Wir sind schwach und böse. Ob ein Mensch

nun Teil der Gläubigen ist oder nicht, spielt

keine Rolle. Es gibt keine „guten“ Menschen.

Ein gesamtgesellschaftliches Problem. Ein

(noch) aktueller Bericht illustriert, wie leicht

Missbrauch bagatellisiert wird, nicht nur wie

z.B. gerade heute in den Nachrichten, bei den

Regensburger Domspatzen in Kirchenumgebung.

Tagesschau Investigativ / Das Portal für die

Recherchen der ARD

MONITOR: Missbrauch im Saarland, Nikolaus

Steiner, WDR, 24.06.19

Universitätsklinikum des Saarlandes/Möglicher

Kindesmissbrauch in etlichen Fällen

Über Jahre soll ein Assistenzarzt im Universitätsklinikum

in Homburg etliche Kinder

sexuell missbraucht haben. Laut Monitor-

Recherchen wurden die betroffenen Eltern

nicht informiert, obwohl das Klinikum schon

Anzeige erstattet hatte. (…) hat ein Assistenzarzt,

der zwischen 2010 und 2014 am Universitätsklinikum

des Saarlandes in Homburg

tätig war, in einer Vielzahl von Fällen intime

Behandlungen an Kindern vorgenommen, die

medizinisch nicht erforderlich waren. Der Klinik

lagen dabei schon früh Hinweise auf eine

pädophile Neigung des Mediziners vor. Die

möglichen Opfer und deren Eltern wurden

jedoch selbst dann noch nicht in Kenntnis

gesetzt, als die Uniklinik Ende 2014 Strafanzeige

gegen den Arzt stellte und die Staatsanwaltschaft

Saarbrücken wenig später ein

Ermittlungsverfahren einleitete.

(…) hatte an der Klinik für Kinder- und Jugendpsychiatrie

Hunderte von Kindern behandelt.

Die Behandlung intimer Körperzonen gehörte

eigentlich nicht zu seinen Aufgaben.

Nach Recherchen von Monitor ergab eine

stichprobenartige Überprüfung der Behandlungsakten

durch den Klinikdirektor, dass 95

Prozent der Behandlungen (…) medizinisch

nicht indiziert waren. Wie viele Patienten betroffen

sind, ist bis heute unklar. Außerhalb

des Klinikums war der Tatverdächtige in der

Jugendarbeit tätig. Auch hier gab es Hinweise

auf sexuellen Missbrauch – die Dimension ist

jedoch unklar. (…)

Der Assistenzarzt ist im Jahr 2016 plötzlich

verstorben. Die Ermittlungen der Staatsanwaltschaft

Saarbrücken wurden daraufhin

eingestellt. Auch in der Folge wurden andere

mögliche Opfer offenbar nicht informiert.

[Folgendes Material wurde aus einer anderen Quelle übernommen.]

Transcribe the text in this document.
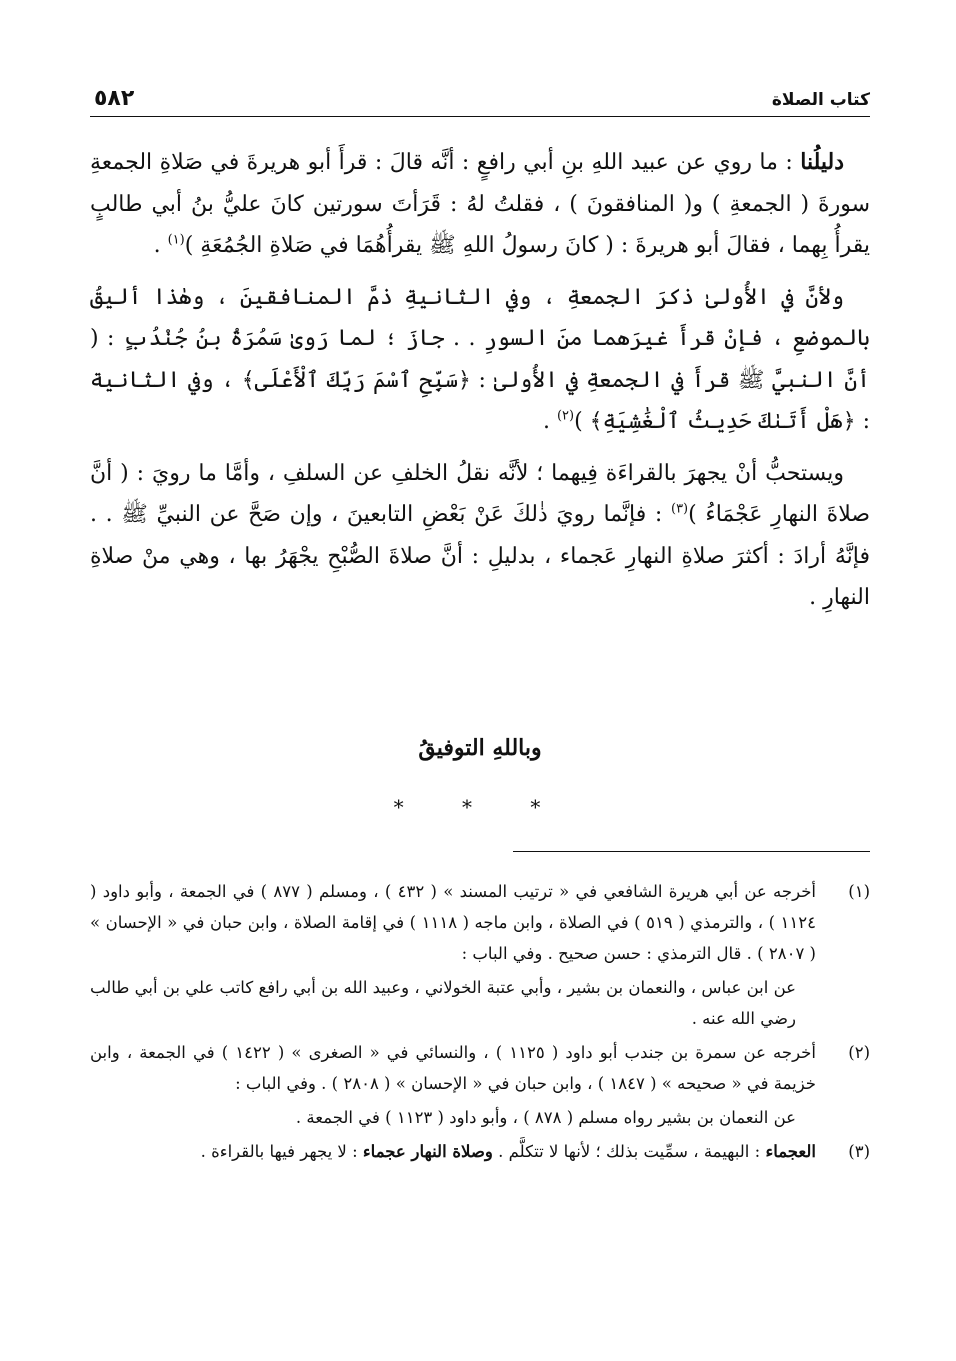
كتاب الصلاة
٥٨٢

دليلُنا : ما روي عن عبيد اللهِ بنِ أبي رافعٍ : أنَّه قالَ : قرأَ أبو هريرةَ في صَلاةِ الجمعةِ سورةَ ( الجمعةِ ) و( المنافقونَ ) ، فقلتُ لهُ : قَرَأتَ سورتين كانَ عليُّ بنُ أبي طالبٍ يقرأُ بِهما ، فقالَ أبو هريرةَ : ( كانَ رسولُ اللهِ ﷺ يقرأُهُمَا في صَلاةِ الجُمُعَةِ )$^{(١)}$ .

ولأنَّ في الأُولىٰ ذكرَ الجمعةِ ، وفي الثانيةِ ذمَّ المنافقينَ ، وهٰذا أليقُ بالموضعِ ، فإنْ قرأَ غيرَهما منَ السورِ . . جازَ ؛ لما رَوىٰ سَمُرَةُ بنُ جُنْدُبٍ : ( أنَّ النبيَّ ﷺ قرأَ في الجمعةِ في الأُولىٰ : ﴿سَبِّحِ ٱسْمَ رَبِّكَ ٱلْأَعْلَى﴾ ، وفي الثانية : ﴿هَلْ أَتَىٰكَ حَدِيثُ ٱلْغَٰشِيَةِ﴾ )$^{(٢)}$ .

ويستحبُّ أنْ يجهرَ بالقراءَة فِيهما ؛ لأنَّه نقلُ الخلفِ عن السلفِ ، وأمَّا ما رويَ : ( أنَّ صلاةَ النهارِ عَجْمَاءُ )$^{(٣)}$ : فإنَّما رويَ ذٰلكَ عَنْ بَعْضِ التابعينَ ، وإن صَحَّ عن النبيِّ ﷺ . . فإنَّهُ أرادَ : أكثرَ صلاةِ النهارِ عَجماء ، بدليلِ : أنَّ صلاةَ الصُّبْحِ يجْهَرُ بها ، وهي منْ صلاةِ النهارِ .

وباللهِ التوفيقُ
* * *
(١)
أخرجه عن أبي هريرة الشافعي في « ترتيب المسند » ( ٤٣٢ ) ، ومسلم ( ٨٧٧ ) في الجمعة ، وأبو داود ( ١١٢٤ ) ، والترمذي ( ٥١٩ ) في الصلاة ، وابن ماجه ( ١١١٨ ) في إقامة الصلاة ، وابن حبان في « الإحسان » ( ٢٨٠٧ ) . قال الترمذي : حسن صحيح . وفي الباب :
عن ابن عباس ، والنعمان بن بشير ، وأبي عتبة الخولاني ، وعبيد الله بن أبي رافع كاتب علي بن أبي طالب رضي الله عنه .
(٢)
أخرجه عن سمرة بن جندب أبو داود ( ١١٢٥ ) ، والنسائي في « الصغرى » ( ١٤٢٢ ) في الجمعة ، وابن خزيمة في « صحيحه » ( ١٨٤٧ ) ، وابن حبان في « الإحسان » ( ٢٨٠٨ ) . وفي الباب :
عن النعمان بن بشير رواه مسلم ( ٨٧٨ ) ، وأبو داود ( ١١٢٣ ) في الجمعة .
(٣)
العجماء : البهيمة ، سمِّيت بذلك ؛ لأنها لا تتكلَّم . وصلاة النهار عجماء : لا يجهر فيها بالقراءة .
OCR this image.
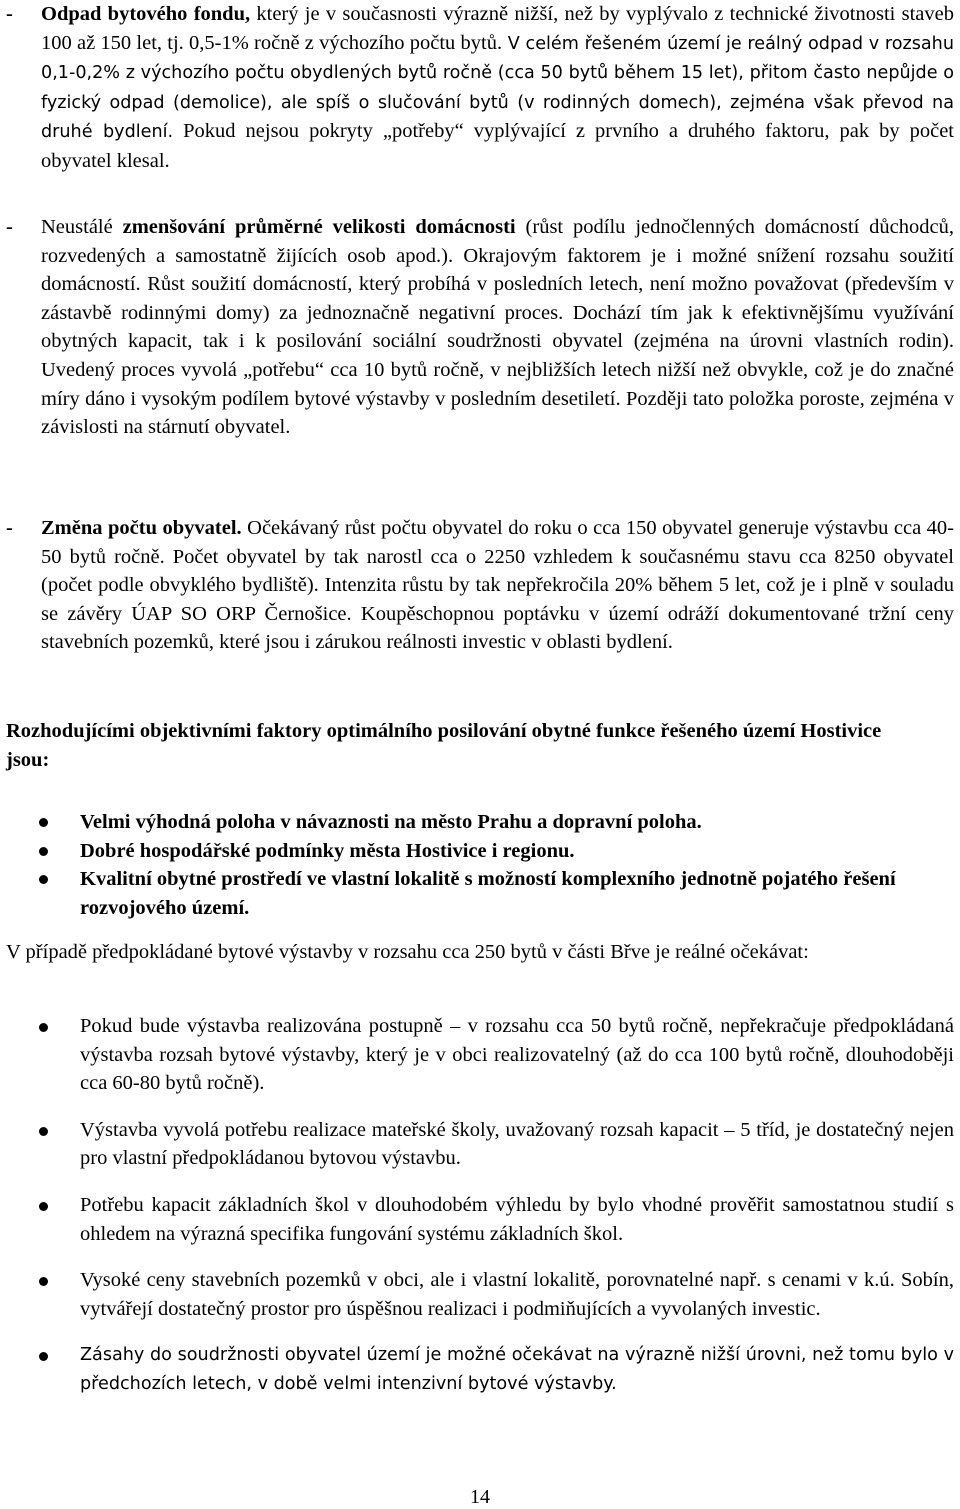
- Odpad bytového fondu, který je v současnosti výrazně nižší, než by vyplývalo z technické životnosti staveb 100 až 150 let, tj. 0,5-1% ročně z výchozího počtu bytů. V celém řešeném území je reálný odpad v rozsahu 0,1-0,2% z výchozího počtu obydlených bytů ročně (cca 50 bytů během 15 let), přitom často nepůjde o fyzický odpad (demolice), ale spíš o slučování bytů (v rodinných domech), zejména však převod na druhé bydlení. Pokud nejsou pokryty „potřeby“ vyplývající z prvního a druhého faktoru, pak by počet obyvatel klesal.
- Neustálé zmenšování průměrné velikosti domácnosti (růst podílu jednočlenných domácností důchodců, rozvedených a samostatně žijících osob apod.). Okrajovým faktorem je i možné snížení rozsahu soužití domácností. Růst soužití domácností, který probíhá v posledních letech, není možno považovat (především v zástavbě rodinnými domy) za jednoznačně negativní proces. Dochází tím jak k efektivnějšímu využívání obytných kapacit, tak i k posilování sociální soudržnosti obyvatel (zejména na úrovni vlastních rodin). Uvedený proces vyvolá „potřebu“ cca 10 bytů ročně, v nejbližších letech nižší než obvykle, což je do značné míry dáno i vysokým podílem bytové výstavby v posledním desetiletí. Později tato položka poroste, zejména v závislosti na stárnutí obyvatel.
- Změna počtu obyvatel. Očekávaný růst počtu obyvatel do roku o cca 150 obyvatel generuje výstavbu cca 40-50 bytů ročně. Počet obyvatel by tak narostl cca o 2250 vzhledem k současnému stavu cca 8250 obyvatel (počet podle obvyklého bydliště). Intenzita růstu by tak nepřekročila 20% během 5 let, což je i plně v souladu se závěry ÚAP SO ORP Černošice. Koupěschopnou poptávku v území odráží dokumentované tržní ceny stavebních pozemků, které jsou i zárukou reálnosti investic v oblasti bydlení.
Rozhodujícími objektivními faktory optimálního posilování obytné funkce řešeného území Hostivice jsou:
Velmi výhodná poloha v návaznosti na město Prahu a dopravní poloha.
Dobré hospodářské podmínky města Hostivice i regionu.
Kvalitní obytné prostředí ve vlastní lokalitě s možností komplexního jednotně pojatého řešení rozvojového území.
V případě předpokládané bytové výstavby v rozsahu cca 250 bytů v části Břve je reálné očekávat:
Pokud bude výstavba realizována postupně – v rozsahu cca 50 bytů ročně, nepřekračuje předpokládaná výstavba rozsah bytové výstavby, který je v obci realizovatelný (až do cca 100 bytů ročně, dlouhodoběji cca 60-80 bytů ročně).
Výstavba vyvolá potřebu realizace mateřské školy, uvažovaný rozsah kapacit – 5 tříd, je dostatečný nejen pro vlastní předpokládanou bytovou výstavbu.
Potřebu kapacit základních škol v dlouhodobém výhledu by bylo vhodné prověřit samostatnou studií s ohledem na výrazná specifika fungování systému základních škol.
Vysoké ceny stavebních pozemků v obci, ale i vlastní lokalitě, porovnatelné např. s cenami v k.ú. Sobín, vytvářejí dostatečný prostor pro úspěšnou realizaci i podmiňujících a vyvolaných investic.
Zásahy do soudržnosti obyvatel území je možné očekávat na výrazně nižší úrovni, než tomu bylo v předchozích letech, v době velmi intenzivní bytové výstavby.
14
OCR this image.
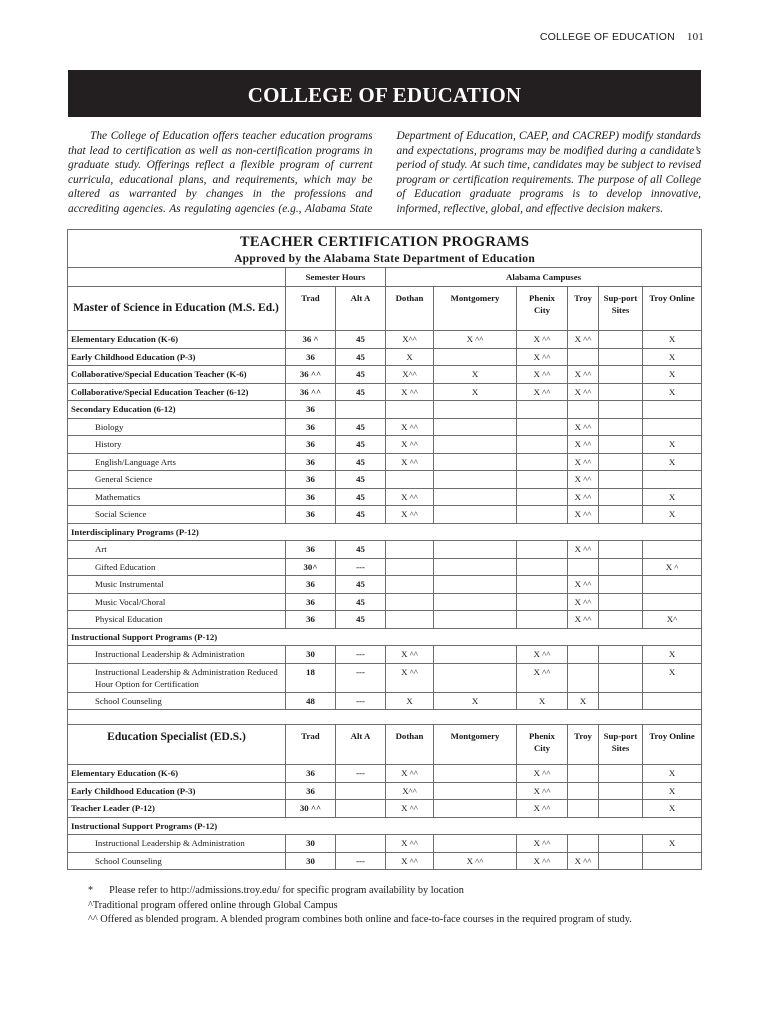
COLLEGE OF EDUCATION 101
COLLEGE OF EDUCATION

The College of Education offers teacher education programs that lead to certification as well as non-certification programs in graduate study. Offerings reflect a flexible program of current curricula, educational plans, and requirements, which may be altered as warranted by changes in the professions and accrediting agencies. As regulating agencies (e.g., Alabama State Department of Education, CAEP, and CACREP) modify standards and expectations, programs may be modified during a candidate’s period of study. At such time, candidates may be subject to revised program or certification requirements. The purpose of all College of Education graduate programs is to develop innovative, informed, reflective, global, and effective decision makers.

TEACHER CERTIFICATION PROGRAMS								
Approved by the Alabama State Department of Education								
	Semester Hours		Alabama Campuses					
Master of Science in Education (M.S. Ed.)	Trad	Alt A	Dothan	Montgomery	Phenix City	Troy	Sup-port Sites	Troy Online
Elementary Education (K-6)	36 ^	45	X^^	X ^^	X ^^	X ^^		X
Early Childhood Education (P-3)	36	45	X		X ^^			X
Collaborative/Special Education Teacher (K-6)	36 ^^	45	X^^	X	X ^^	X ^^		X
Collaborative/Special Education Teacher (6-12)	36 ^^	45	X ^^	X	X ^^	X ^^		X
Secondary Education (6-12)	36							
Biology	36	45	X ^^			X ^^		
History	36	45	X ^^			X ^^		X
English/Language Arts	36	45	X ^^			X ^^		X
General Science	36	45				X ^^		
Mathematics	36	45	X ^^			X ^^		X
Social Science	36	45	X ^^			X ^^		X
Interdisciplinary Programs (P-12)								
Art	36	45				X ^^		
Gifted Education	30^	---						X ^
Music Instrumental	36	45				X ^^		
Music Vocal/Choral	36	45				X ^^		
Physical Education	36	45				X ^^		X^
Instructional Support Programs (P-12)								
Instructional Leadership & Administration	30	---	X ^^		X ^^			X
Instructional Leadership & Administration Reduced Hour Option for Certification	18	---	X ^^		X ^^			X
School Counseling	48	---	X	X	X	X		

Education Specialist (ED.S.)	Trad	Alt A	Dothan	Montgomery	Phenix City	Troy	Sup-port Sites	Troy Online
Elementary Education (K-6)	36	---	X ^^		X ^^			X
Early Childhood Education (P-3)	36		X^^		X ^^			X
Teacher Leader (P-12)	30 ^^		X ^^		X ^^			X
Instructional Support Programs (P-12)								
Instructional Leadership & Administration	30		X ^^		X ^^			X
School Counseling	30	---	X ^^	X ^^	X ^^	X ^^		
* Please refer to http://admissions.troy.edu/ for specific program availability by location
^Traditional program offered online through Global Campus
^^ Offered as blended program. A blended program combines both online and face-to-face courses in the required program of study.
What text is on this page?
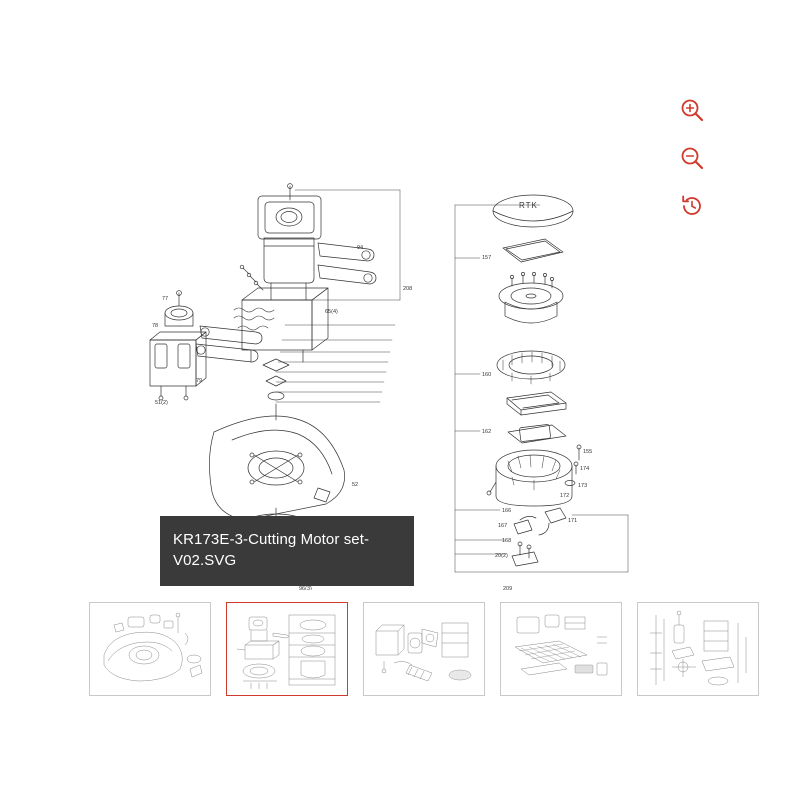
RTK
208
94
65(4)
77
78
79
51(2)
52
96(3)
157
160
162
155
174
173
172
166
167
171
168
20(2)
209
KR173E-3-Cutting Motor set-V02.SVG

(…) Eine Anwältin betroffener Eltern,

die durch Zufall von den Vorkommnissen

erfahren hatten, wandte sich im April 2019

an den Ministerpräsidenten des Saarlandes,

dessen Staatskanzlei als Aufsichtsbehörde

für das Universitätsklinikum fungiert. Dort

kam man daraufhin zu der Entscheidung, nun

doch einen Teil der betroffenen Eltern über

die Missbrauchsvorwürfe in Kenntnis zu setzen.

(…) MONITOR: Missbrauch im Saarland/

Nikolaus Steiner, WDR 24.06.2019 07:36 Uhr/

Über dieses Thema berichtete Deutschlandfunk

am 24. Juni 2019 um 06:18 Uhr.

Mich hat erschüttert, als dieser Fall im Fernsehen

lief, wie rational und überzeugend ein

Mitarbeiter darstellen konnte, warum man

das seinerzeit nicht öffentlich gemacht hatte:

„Wir haben uns gedacht, wir schützen die

psychisch schwachen Kinder auf diese Art.

Die werden einfach angenommen haben, so

etwas gehörte zu der ihnen helfenden Behandlung

dazu, weil es ja ein Arzt war, der

das machte.“ Psychisch Kranke sind so doof,

die merken nix? Waren nur Kinder, und wir

sind erwachsen, wir sind Arzt.

Missbrauch im Gotteshaus ist nur der zufällige

Ort, an dem es geschieht. Der Kirche Heuchelei

vorzuwerfen und deswegen auszutreten,

bedeutet sich selbst außerhalb der Glaubensgemeinschaft

als den besseren Christen

darzustellen. Das ist intellektuelle Akrobatik,

mehr nicht. Wer sich auf diese Art profiliert,

beschneidet sich um das gemeinschaftliche

Glaubenserlebnis in einem Kirchenraum bei

einer Andacht. Nimmt sich die tiefe Geborgenheit

durch das christliche Miteinander

bei wesentlichen Lebensereignissen, Heirat,

Taufe, Konfirmation, und Beerdigung von Angehörigen.

Ganz schön kurzsichtig.

Gewalt ist Realität und besser ist doch, daraus

eine Kraft für eine menschlichere Gesellschaft

zu formen, als so zu tun, als ob man

etwas verstünde, was in Wirklichkeit keiner

kann. Niemand ist einfach so mal gut. Das

hängt sehr davon ab wo und an welchem

Ort der Welt und mit welcher Geschichte im

eigenen Gepäck der Mensch seinen Lebensplatz

hat. Und von der jeweiligen Situation.

Es ist leicht, mangelnde Zivilcourage anzuprangern,

wenn wir einen Vorfall in den

Medien kommentieren, aber schwerer ist

es, mutig zu sein, wenn der Moment es erfordert.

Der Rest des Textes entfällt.